He Wanted to Die and Even Made a Plan to Do It Until One Officer’s Words Change Everything

If someone had told Sean Fitzpatrick eleven years ago that he’d be where he is today, he never would have believed it.

See eleven years ago, Fitzpatrick, a junior in high school at the time, heard voices as a result of paranoid schizophrenia— a condition that he had developed but didn’t tell anyone about.

And one day, those voices got the best of him. He wanted to die. So he brought a gun to school with the idea that he would pretend he had hostages in a classroom, thereby forcing the police to shoot and kill him.


But Spokane Police Officer John Gately, the officer that was charged with talking Fitzpatrick off the ledge, wasn’t going to let that happen. In a NPR StoryCorepiece, Fitzpatrick recalled seeing Gately for the first time:

“I remember seeing you and thinking don’t trust anything he says. I believe you asked me at one point, ‘Why you have the gun here?’”

Gately responded by telling Fitzpatrick of the moment when he realized with whom he was dealing.

“[Y]ou threw a paper airplane out at us,” said Gately. “And for me, when you did that, it brought back that I was actually talking to a 16-year-old kid.”

In an attempt to calm Fitzpatrick, Gately told him that he’d send all of the other officers away— the two of them could just “sit around and bulls**t.”

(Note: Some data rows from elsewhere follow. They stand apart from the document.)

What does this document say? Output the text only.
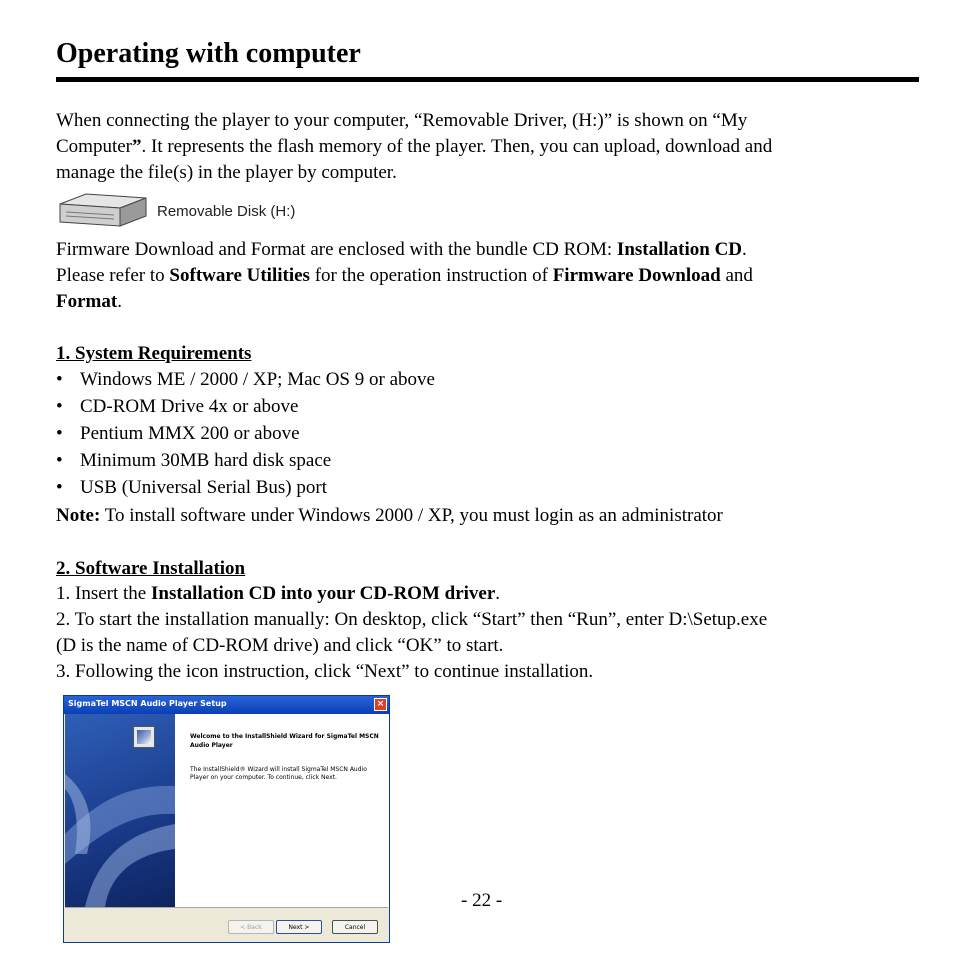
Operating with computer
When connecting the player to your computer, “Removable Driver, (H:)” is shown on “My
Computer”. It represents the flash memory of the player. Then, you can upload, download and
manage the file(s) in the player by computer.
Removable Disk (H:)
Firmware Download and Format are enclosed with the bundle CD ROM: Installation CD.
Please refer to Software Utilities for the operation instruction of Firmware Download and
Format.
1. System Requirements
• Windows ME / 2000 / XP; Mac OS 9 or above
• CD-ROM Drive 4x or above
• Pentium MMX 200 or above
• Minimum 30MB hard disk space
• USB (Universal Serial Bus) port
Note: To install software under Windows 2000 / XP, you must login as an administrator
2. Software Installation
1. Insert the Installation CD into your CD-ROM driver.
2. To start the installation manually: On desktop, click “Start” then “Run”, enter D:\Setup.exe
(D is the name of CD-ROM drive) and click “OK” to start.
3. Following the icon instruction, click “Next” to continue installation.
SigmaTel MSCN Audio Player Setup	×
Welcome to the InstallShield Wizard for SigmaTel MSCN Audio Player
The InstallShield® Wizard will install SigmaTel MSCN Audio Player on your computer. To continue, click Next.
< Back	Next >	Cancel
- 22 -
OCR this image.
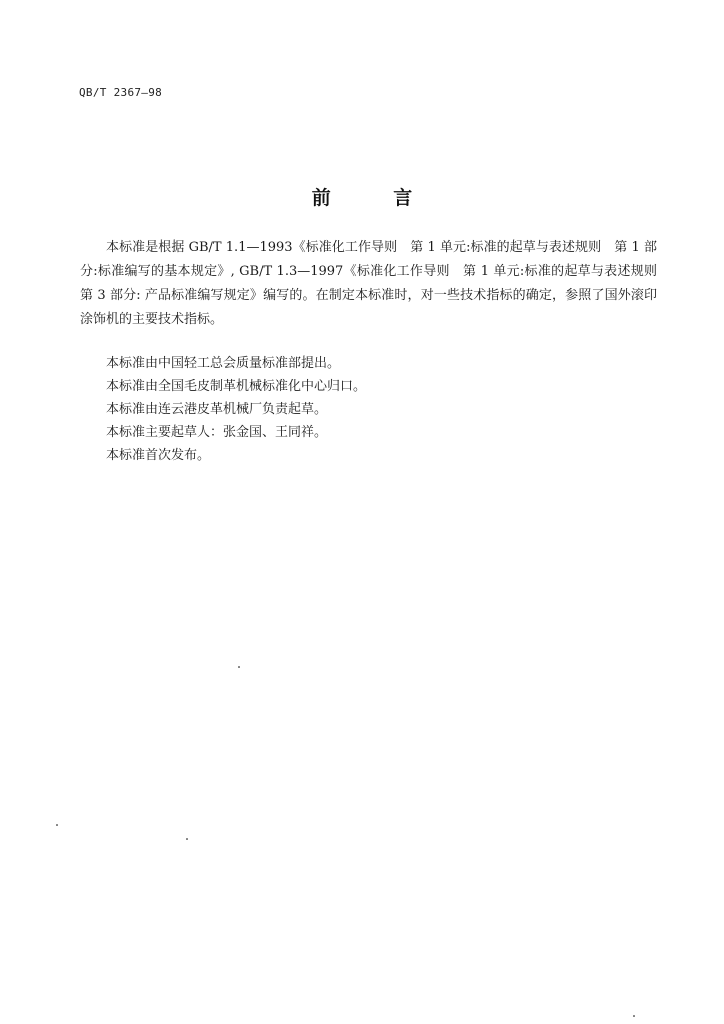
QB/T 2367—98
前 言

本标准是根据 GB/T 1.1—1993《标准化工作导则　第 1 单元:标准的起草与表述规则　第 1 部分:标准编写的基本规定》, GB/T 1.3—1997《标准化工作导则　第 1 单元:标准的起草与表述规则　第 3 部分: 产品标准编写规定》编写的。在制定本标准时，对一些技术指标的确定，参照了国外滚印涂饰机的主要技术指标。

本标准由中国轻工总会质量标准部提出。
本标准由全国毛皮制革机械标准化中心归口。
本标准由连云港皮革机械厂负责起草。
本标准主要起草人：张金国、王同祥。
本标准首次发布。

2Unfortunately, while they were talking, Fitzpatrick’s nerves got to him and he pointed the gun at the other officers, who in turn shot at him in defense.

Fitzpatrick was shot in the arm, in the stomach, and in the face; as a result of the gunshots he still has difficulty speaking.

But the words that Gately spoke to him after he’d been shot changed everything.

“Don’t give up,” he said. “You can survive what has happened.”

And while Gately was upset that he was unable to prevent the shooting from happening — he said that it was his job to make sure everyone got home safe — his words changed Fitzpatrick’s life.

Now, the 28-year-old works with law enforcement officials, educating them on the proper way to handle crises when someone with mental health issues is involved.

“Who I was back then and who I am now are two different people entirely,” said Fitzpatrick.

So despite the injuries, maybe Gately did, in fact, do his job.